Friday, February 2, 2007

I'll Cap Your Ass!!

I had the distinct displeasure of taking part in the most excruciating conference call in the history of business. Everyone in our company had to dial in and listen to our CEO page through some bullshit about how great we are doing. I mean 'page' literally as you could hear him leafing through his written statement.

Normally, our company doing great is good news, but nobody buys it as we can't buy anything unless it's been pre-approved and signed in triplicate with your first born's blood. Only then will they deny the request.

Anyway, I was looking around the room at all the Blackberry zombies checking their emails while we sat like accused murderers at our arraignment and started classifying the people in the room. There's the office idiot, there's the complete asshole who shits on his assistants, there's the weird guy nobody understands, there's the pompous ass who amazingly looks condescending just listening to a phone call, there's the party girl who tries to act professional but can't quite pull it off. Does every office have the same jumble of personalities? If so, why and how? If an office is missing a particular component, do they hire accordingly just to balance things out?

For example, let's say the bimbo role is missing from an office. Does management, consciously or not, hire someone who just so happens to be a slut and sleeps with the office guy slut her first week on the job? Is there a gender specific term for slut when it comes to guys? If not, we need to come up with one.

How my mind wanders from boredom. Where was I?

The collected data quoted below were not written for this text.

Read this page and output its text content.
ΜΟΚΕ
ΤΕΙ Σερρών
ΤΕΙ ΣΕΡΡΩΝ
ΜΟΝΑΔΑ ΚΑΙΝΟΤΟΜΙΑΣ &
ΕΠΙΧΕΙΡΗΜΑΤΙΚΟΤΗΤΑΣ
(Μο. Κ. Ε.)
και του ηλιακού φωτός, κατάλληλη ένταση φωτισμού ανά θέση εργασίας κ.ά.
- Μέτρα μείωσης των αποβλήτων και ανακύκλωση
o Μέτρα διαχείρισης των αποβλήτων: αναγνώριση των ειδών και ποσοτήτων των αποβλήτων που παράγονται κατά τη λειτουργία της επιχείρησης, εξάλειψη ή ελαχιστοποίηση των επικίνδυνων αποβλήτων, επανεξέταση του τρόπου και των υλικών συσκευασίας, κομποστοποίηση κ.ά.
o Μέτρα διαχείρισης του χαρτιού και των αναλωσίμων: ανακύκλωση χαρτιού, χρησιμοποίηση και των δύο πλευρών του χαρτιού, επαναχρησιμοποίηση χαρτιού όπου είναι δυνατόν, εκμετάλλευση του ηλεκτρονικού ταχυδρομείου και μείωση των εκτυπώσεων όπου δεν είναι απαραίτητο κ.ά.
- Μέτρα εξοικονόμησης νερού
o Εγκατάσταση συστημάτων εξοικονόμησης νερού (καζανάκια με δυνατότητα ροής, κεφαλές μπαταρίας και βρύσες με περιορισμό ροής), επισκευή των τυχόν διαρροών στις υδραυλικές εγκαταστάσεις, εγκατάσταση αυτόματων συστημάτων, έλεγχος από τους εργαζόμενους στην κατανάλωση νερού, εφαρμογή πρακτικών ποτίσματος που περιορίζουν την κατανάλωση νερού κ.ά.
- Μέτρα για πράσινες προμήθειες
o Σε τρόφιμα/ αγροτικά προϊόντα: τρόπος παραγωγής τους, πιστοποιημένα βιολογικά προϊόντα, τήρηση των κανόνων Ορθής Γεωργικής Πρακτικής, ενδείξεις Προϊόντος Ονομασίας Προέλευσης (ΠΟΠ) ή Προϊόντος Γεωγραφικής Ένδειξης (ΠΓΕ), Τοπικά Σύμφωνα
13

I wonder if our work environment a subtle, delicate ecosystem that needs all the right parts to function properly. Ever notice that when a certain person in the office is out for an extended period of time, things change? Either they're more relaxed and fun or less so. When the weirdo is out on vacation there is nobody to ponder over and make fun of. When the asshole is out, his assistant is suddenly funny and charming. When the mumbler is out we understand everything that everyone says. The dynamic changes, even if it's minor.

How many times have you worked in an office that has the proper mix of people; productivity humming. Then a new hire comes on who just doesn't fit and everyone notices almost immediately. Either they're too lazy, too serious, too freaky and it throws everyone off. Two things usually happen. Either the new person realizes they don't fit and change their behavior accordingly or they leave (voluntarily or not). Then things start functioning properly again. The balance has been restored.

In the midst of these thoughts I sensed someone staring at me and looked over to find the office drunk mouthing to me "I need a drink". When I realized I was looking at my reflection in the window, I shut my brain down for the duration. Next time I'm dialing in from my desk so I can play PacMan.

Today's distraction: A list of cool guns you can make out of office supplies. Pay particular attention to the Advanced Guns section that look like they could really kill someone. Anyone annoys you, just cap their ass. Get it? Pen cap?? Cap your ass?? Right. Carry on.